Lamaindonne et sun | sun : présentation d'ouvrages (13:39 minutes) 

 

David Fourré travaille depuis plus de vingt ans dans l'édition et le graphisme. Les éditions Lamaindonne sont créées en 2011 et privilégient une photographie d’auteur, souvent intime, dans des ouvrages à la construction toujours très réfléchie (éditing, fabrication).
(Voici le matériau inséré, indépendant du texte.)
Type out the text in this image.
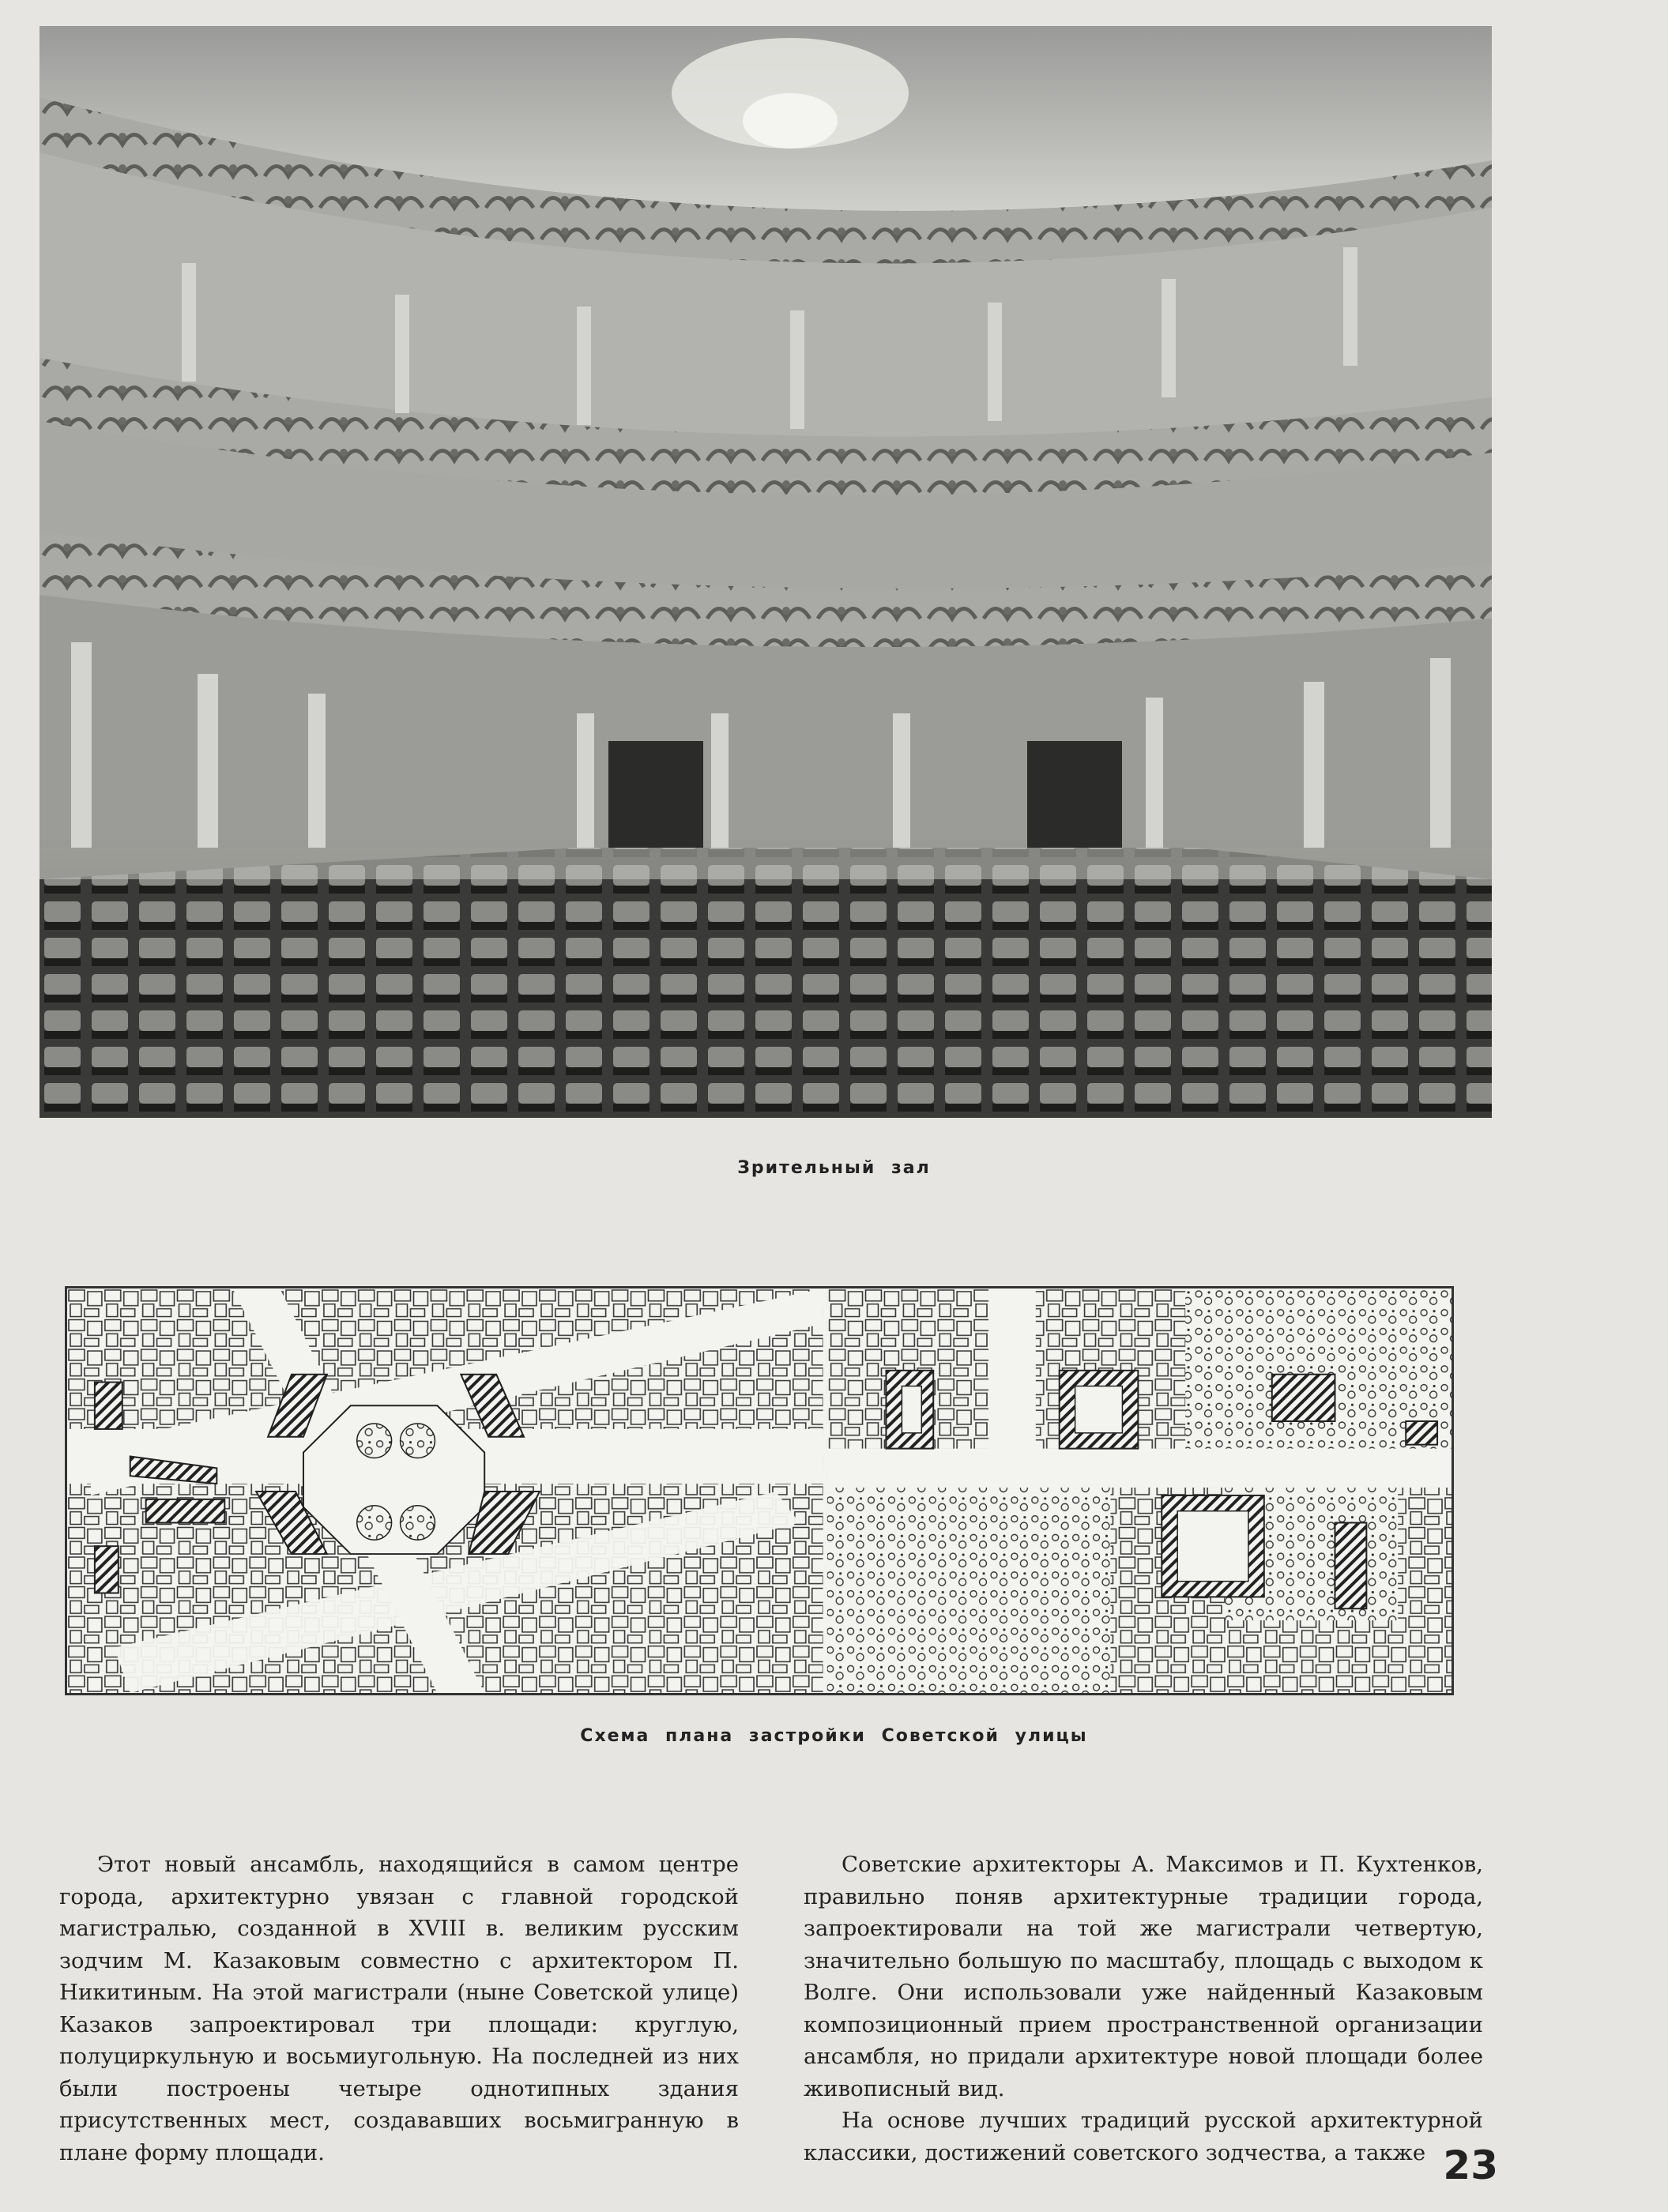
Зрительный зал
Схема плана застройки Советской улицы

Этот новый ансамбль, находящийся в самом центре города, архитектурно увязан с главной городской магистралью, созданной в XVIII в. великим русским зодчим М. Казаковым совместно с архитектором П. Никитиным. На этой магистрали (ныне Советской улице) Казаков запроектировал три площади: круглую, полуциркульную и восьмиугольную. На последней из них были построены четыре однотипных здания присутственных мест, создававших восьмигранную в плане форму площади.

Советские архитекторы А. Максимов и П. Кухтенков, правильно поняв архитектурные традиции города, запроектировали на той же магистрали четвертую, значительно большую по масштабу, площадь с выходом к Волге. Они использовали уже найденный Казаковым композиционный прием пространственной организации ансамбля, но придали архитектуре новой площади более живописный вид.

На основе лучших традиций русской архитектурной классики, достижений советского зодчества, а также 23
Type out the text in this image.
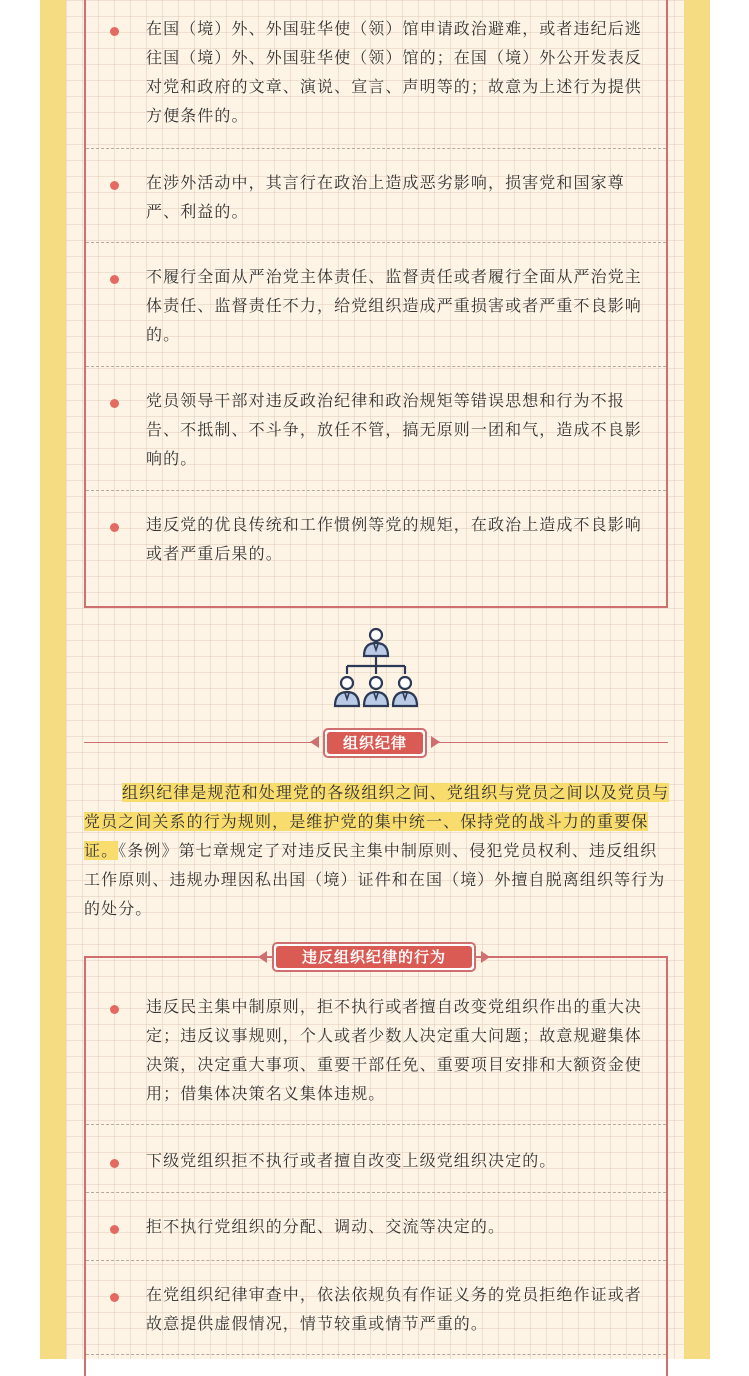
在国（境）外、外国驻华使（领）馆申请政治避难，或者违纪后逃往国（境）外、外国驻华使（领）馆的；在国（境）外公开发表反对党和政府的文章、演说、宣言、声明等的；故意为上述行为提供方便条件的。
在涉外活动中，其言行在政治上造成恶劣影响，损害党和国家尊严、利益的。
不履行全面从严治党主体责任、监督责任或者履行全面从严治党主体责任、监督责任不力，给党组织造成严重损害或者严重不良影响的。
党员领导干部对违反政治纪律和政治规矩等错误思想和行为不报告、不抵制、不斗争，放任不管，搞无原则一团和气，造成不良影响的。
违反党的优良传统和工作惯例等党的规矩，在政治上造成不良影响或者严重后果的。
组织纪律
组织纪律是规范和处理党的各级组织之间、党组织与党员之间以及党员与党员之间关系的行为规则，是维护党的集中统一、保持党的战斗力的重要保证。《条例》第七章规定了对违反民主集中制原则、侵犯党员权利、违反组织工作原则、违规办理因私出国（境）证件和在国（境）外擅自脱离组织等行为的处分。
违反组织纪律的行为
违反民主集中制原则，拒不执行或者擅自改变党组织作出的重大决定；违反议事规则，个人或者少数人决定重大问题；故意规避集体决策，决定重大事项、重要干部任免、重要项目安排和大额资金使用；借集体决策名义集体违规。
下级党组织拒不执行或者擅自改变上级党组织决定的。
拒不执行党组织的分配、调动、交流等决定的。
在党组织纪律审查中，依法依规负有作证义务的党员拒绝作证或者故意提供虚假情况，情节较重或情节严重的。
Sun/sun édite des récits en leur donnant corps : livres de photographies, objets graphiques et poétiques, textes littéraires et performances. En croisant les médiums et les disciplines, elle porte des objets éditoriaux singuliers où le fond et la forme dialoguent. Créée en 2015 par Céline Pévrier, la maison sun/sun se développe autour de collaborations épiques avec ses auteurs et grâce à une constellation de personnes dont l’énergie rend tout possible.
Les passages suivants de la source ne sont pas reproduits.